The first commercial railroad in the U.S. was chartered in 1827. The Baltimore & Ohio (B&O) Railroad Company was intended to compete with the Erie Canal, and link the port of Baltimore with the Ohio River.

In 1847, Congress authorized the U.S. Postal Department to issue postage stamps. On the same day six years later, in 1853, Congress also authorized the first transcontinental railroad survey.

The Diplomatic Appropriation Act was signed in 1893, authorizing the rank of United States Ambassador, and creating a whole new breed of international business travelers.

In 1931, Imperial Airways began scheduled services from England to Africa aboard Armstrong Whitworth Argosy aircraft. In November 1939, Imperial merged with British Airways to form BOAC (British Overseas Airways Corporation). In March 1974, BOAC joined with British European Airways to form British Airways.

Asia’s oldest airline, Philippine Airlines, was founded in 1941. Philippine still operates today and carried over 9 million passengers between 2010 and 2011.

The International Monetary Fund (IMF) began operating in 1947. The IMF was born at the Bretton Woods conference at the Omni Mount Washington Resort in 1944.

In 1949, the first nonstop flight around the world took place in a Boeing B-50 (known as the “Lucky Lady II”) flown by Captain James Gallagher. The trip, which began and ended in Forth Worth, Texas, took 94 hours and 1 minute, and featured four mid-air refuelings.
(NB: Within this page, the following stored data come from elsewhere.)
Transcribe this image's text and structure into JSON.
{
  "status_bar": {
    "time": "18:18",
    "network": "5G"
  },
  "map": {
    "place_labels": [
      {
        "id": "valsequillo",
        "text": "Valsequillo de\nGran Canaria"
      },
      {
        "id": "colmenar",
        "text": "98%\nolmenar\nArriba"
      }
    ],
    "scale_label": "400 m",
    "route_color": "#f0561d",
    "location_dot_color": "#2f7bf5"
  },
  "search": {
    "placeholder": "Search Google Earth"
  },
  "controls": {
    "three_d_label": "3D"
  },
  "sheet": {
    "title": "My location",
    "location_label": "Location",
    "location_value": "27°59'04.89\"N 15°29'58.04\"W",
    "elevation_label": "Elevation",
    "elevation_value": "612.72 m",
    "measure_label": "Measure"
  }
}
The first Lockheed C-5A Galaxy rolled out of the manufacturing plant in Georgia and was displayed by the U.S. Air Force in 1968. At the time, the Galaxy was the largest plane in the world, a title now held by the Antonov An-225.

In 1969, the maiden flight of the Concorde took off from Toulouse, reaching an altitude of 10,000 feet.  The supersonic aircraft stayed aloft for only 27 minutes before the pilot decided to land.

President Richard Nixon (pictured with Mao Tse-Tung) ended his historic weeklong visit to China in 1972. His trip ended 25 years of isolation between the countries and shifted the balance of the Cold War in the United States’ favor.

Finally, in 2005, businessman Steve Fossett became the first person to fly an airplane around the world solo, non-stop, and without refueling. Fossett flew an incredible 25,000 miles in 67 hours and 2 minutes. Sadly, he perished two years later in 2007, when the plane he was piloting crashed in the Sierra Nevada Mountains.